Yaratıcı insanların 5 büyük korkusu

Boş bir sayfa ya da ekranın karşısına oturan herkes, ister ressam ister yazar ister grafik tasarım uzmanı olsun, yaratıcı sürecin hiç de kolay olmadığını bilir. Bazı korkulara esir olmamak için dikkatli olmakta fayda var.

 

Orijinal bir eser yaratmak, bunun onaylanması ve ödüllendirilmesi son derece zor süreçler. Elbette her işin ayrı zorlukları olsa da yaratıcı süreçler duygusal ve zihinsel olarak her zaman daha yıpratıcı. Tüm bu zorluklara bir de stres, panik ve gelecek kaygısı eşlik ediyor. Korkuların esiri olmamak ve ne olursa olsun çaba vermekten vazgeçmemek için bazı zorlayıcı sorular karşısında sakin kalmakta fayda var.

İşte 5 korkuyu atlatmak için bazı püf noktaları:

Ya başarısız olursam?

Diğer pek çok işte olduğu gibi yaratıcı işlerde de sıklıkla başarısızlık korkusu ortaya çıkabilir. Bu durumda en önemli nokta kişinin kendisine inanmayı ve güvenmeyi asla bırakmaması. Yaratıcılık kişiye has bir durum ve zaman zaman tıkanmak, üretememek, üretileni beğenmemek gibi durumlar söz konusu olabilir. Bu tür anları başarısızlık gibi yorumlamamak gerekiyor. Her işte çıkışlar olduğu kadar inişler de olabileceğini unutmamak gerekiyor. Kişiler için farklı altyapılar, eğitimler ve deneyimler söz konusu olduğu için daha iyi ya da daha kötü gibi sıfatlardan bahsetmek oldukça anlamsız.

Ya kimse işimin farkına varmazsa?

Dünyadaki tüm sanatçıların ve tasarımcıların yaratabilecekleri en muhteşem sanat eserini meydana getirdiklerini düşünelim.
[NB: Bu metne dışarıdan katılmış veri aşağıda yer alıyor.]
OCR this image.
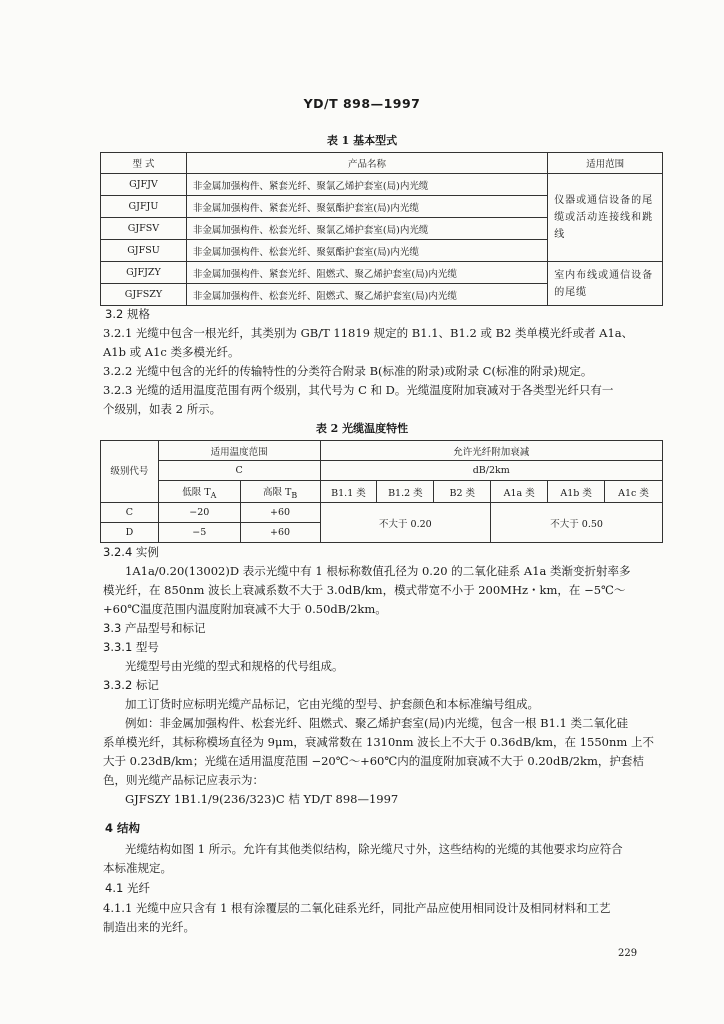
YD/T 898—1997
表 1 基本型式
型 式	产品名称	适用范围
GJFJV	非金属加强构件、紧套光纤、聚氯乙烯护套室(局)内光缆	仪器或通信设备的尾缆或活动连接线和跳线
GJFJU	非金属加强构件、紧套光纤、聚氨酯护套室(局)内光缆	
GJFSV	非金属加强构件、松套光纤、聚氯乙烯护套室(局)内光缆	
GJFSU	非金属加强构件、松套光纤、聚氨酯护套室(局)内光缆	
GJFJZY	非金属加强构件、紧套光纤、阻燃式、聚乙烯护套室(局)内光缆	室内布线或通信设备的尾缆
GJFSZY	非金属加强构件、松套光纤、阻燃式、聚乙烯护套室(局)内光缆	
3.2 规格
3.2.1 光缆中包含一根光纤，其类别为 GB/T 11819 规定的 B1.1、B1.2 或 B2 类单模光纤或者 A1a、
A1b 或 A1c 类多模光纤。
3.2.2 光缆中包含的光纤的传输特性的分类符合附录 B(标准的附录)或附录 C(标准的附录)规定。
3.2.3 光缆的适用温度范围有两个级别，其代号为 C 和 D。光缆温度附加衰减对于各类型光纤只有一
个级别，如表 2 所示。
表 2 光缆温度特性
级别代号	适用温度范围		允许光纤附加衰减					
	C		dB/2km					
	低限 $T_A$	高限 $T_B$	B1.1 类	B1.2 类	B2 类	A1a 类	A1b 类	A1c 类
C	−20	+60	不大于 0.20			不大于 0.50		
D	−5	+60						
3.2.4 实例
1A1a/0.20(13002)D 表示光缆中有 1 根标称数值孔径为 0.20 的二氧化硅系 A1a 类渐变折射率多
模光纤，在 850nm 波长上衰减系数不大于 3.0dB/km，模式带宽不小于 200MHz・km，在 −5℃～
+60℃温度范围内温度附加衰减不大于 0.50dB/2km。
3.3 产品型号和标记
3.3.1 型号
光缆型号由光缆的型式和规格的代号组成。
3.3.2 标记
加工订货时应标明光缆产品标记，它由光缆的型号、护套颜色和本标准编号组成。
例如：非金属加强构件、松套光纤、阻燃式、聚乙烯护套室(局)内光缆，包含一根 B1.1 类二氧化硅
系单模光纤，其标称模场直径为 9μm，衰减常数在 1310nm 波长上不大于 0.36dB/km，在 1550nm 上不
大于 0.23dB/km；光缆在适用温度范围 −20℃～+60℃内的温度附加衰减不大于 0.20dB/2km，护套桔
色，则光缆产品标记应表示为：
GJFSZY 1B1.1/9(236/323)C 桔 YD/T 898—1997
4 结构
光缆结构如图 1 所示。允许有其他类似结构，除光缆尺寸外，这些结构的光缆的其他要求均应符合
本标准规定。
4.1 光纤
4.1.1 光缆中应只含有 1 根有涂覆层的二氧化硅系光纤，同批产品应使用相同设计及相同材料和工艺
制造出来的光纤。
229
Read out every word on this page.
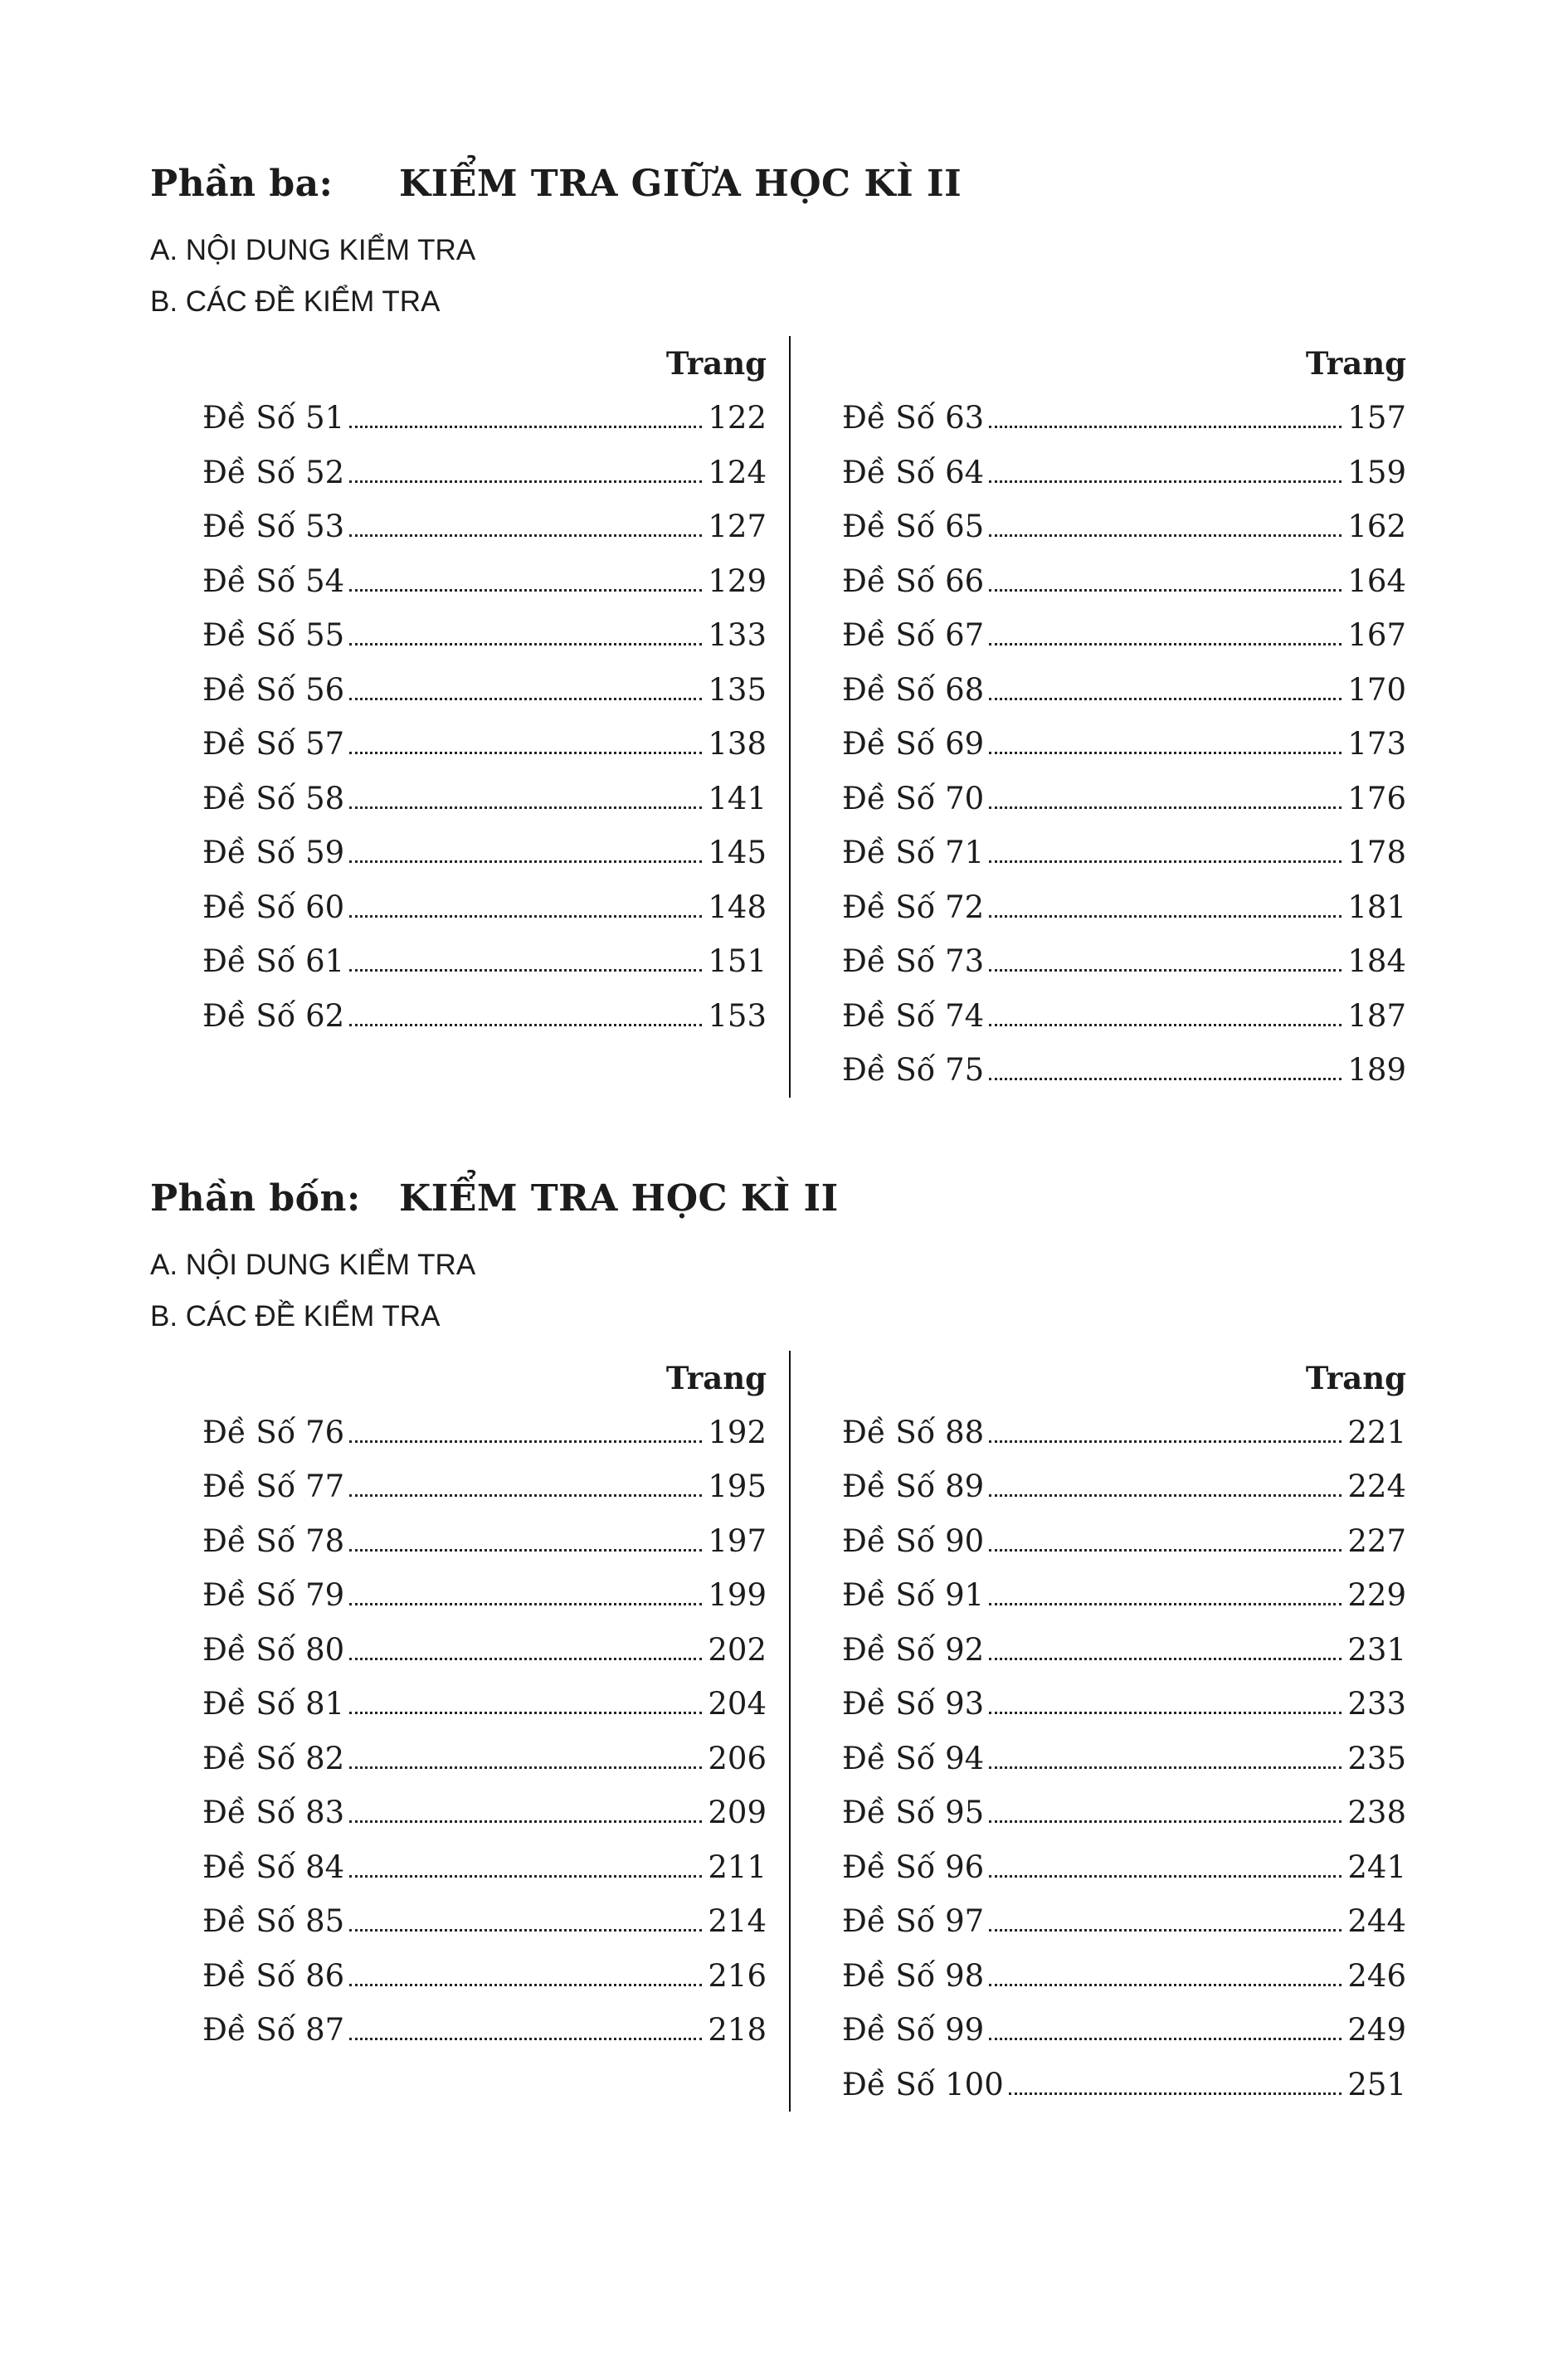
Phần ba: KIỂM TRA GIỮA HỌC KÌ II

A. NỘI DUNG KIỂM TRA

B. CÁC ĐỀ KIỂM TRA

Trang
Đề Số 51	122
Đề Số 52	124
Đề Số 53	127
Đề Số 54	129
Đề Số 55	133
Đề Số 56	135
Đề Số 57	138
Đề Số 58	141
Đề Số 59	145
Đề Số 60	148
Đề Số 61	151
Đề Số 62	153
Trang
Đề Số 63	157
Đề Số 64	159
Đề Số 65	162
Đề Số 66	164
Đề Số 67	167
Đề Số 68	170
Đề Số 69	173
Đề Số 70	176
Đề Số 71	178
Đề Số 72	181
Đề Số 73	184
Đề Số 74	187
Đề Số 75	189
Phần bốn: KIỂM TRA HỌC KÌ II

A. NỘI DUNG KIỂM TRA

B. CÁC ĐỀ KIỂM TRA

Trang
Đề Số 76	192
Đề Số 77	195
Đề Số 78	197
Đề Số 79	199
Đề Số 80	202
Đề Số 81	204
Đề Số 82	206
Đề Số 83	209
Đề Số 84	211
Đề Số 85	214
Đề Số 86	216
Đề Số 87	218
Trang
Đề Số 88	221
Đề Số 89	224
Đề Số 90	227
Đề Số 91	229
Đề Số 92	231
Đề Số 93	233
Đề Số 94	235
Đề Số 95	238
Đề Số 96	241
Đề Số 97	244
Đề Số 98	246
Đề Số 99	249
Đề Số 100	251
Kimse tarafından takdir edilmemeleri ya da işlerinin satılmaması bu eserlerin değersiz, ucuz ve kötü olduklarını mı gösterir? Elbette hayır. Beğeni ve fark edilmenin tek kıstas olduğunu kabul etmek son derece mantıksız. Eserleri kendisi yaşarken fark edilen kişiler olduğu kadar, öldükten yüz yıllar sonra değer gören örnekleri de unutmamak gerekiyor. Elbette para kazanmak ve ilgi görmek için çaba sarf etmek son derece önemli. Ama henüz fark edilmeyen işler için paniğe kapılmamak, sakin kalmak ve yola devam etmek şart.

Ya işlerim eleştirilirse?

Her iş eleştiriye açıktır ve çevremizde her zaman eleştiren biri vardır. Üstelik bu, kişinin işinde daha iyi olmasına ve görmediği noktaları görmesine neden olabilecek değerli ve verimli bir süreci de beraberinde getirebilir. Bunun yanı sıra ne yapsak işimizi beğenmeyen birinin her zaman olacağını unutmamak da önemli. Bu işimizi değersiz kılmaz, dolayısıyla bizi yıldırmamalıdır. Çıktığı anda eleştirilen, beğenilmeyen hatta nefret eden kullanıcıları olan uygulamaları, şirketleri, icatları ya da kitapları hesaba katarak düşünmekte fayda var. Yaratım sürecini tüm sancılarıyla kabul eden kişilerin negatif anları da deneyim kazandıran ve geliştiren süreçler olarak görmesi gerekiyor.

Ya maddi olarak kötü duruma düşersem?

Her zaman para kazandıracak ek işler yapılabileceğini unutmamak çok önemli. Sosyal medya uzmanlığı yapan bir yazar yazarlık yapmayı, grafik tasarım uzmanlığı yapan bir ressam da ressamlık yapmayı sürdürebilir. Elbette sadece keyif alınan işi yaparak para kazanmak herkesin hayali, fakat bunun gerçekleşmesi için zaman ve çaba gerektiğini unutmamak gerekiyor. Zamanın büyük bir kısmını parayla ilgili konular hakkında endişelenerek geçirmek yerine alternatif olarak yapılabilecek işleri araştırmak çok daha mantıklı.

Ya zamanımı boşa harcıyorsam?

Saatlerce televizyon izlemek için zaman kaybı diyebiliriz. Bir ürün, resim, heykel, tasarım, yazı yaratmak için saatlerce uğraşmak ise asla zaman kaybı değil. Yaratım sürecinin her anı, sonuç her zaman istenildiği gibi olmasa da kişiye çok şey katıyor. Hem deneyim hem pratik kazanmak için istenilen bir iş üzerinde çalışmak kadar faydalı bir eylem yok.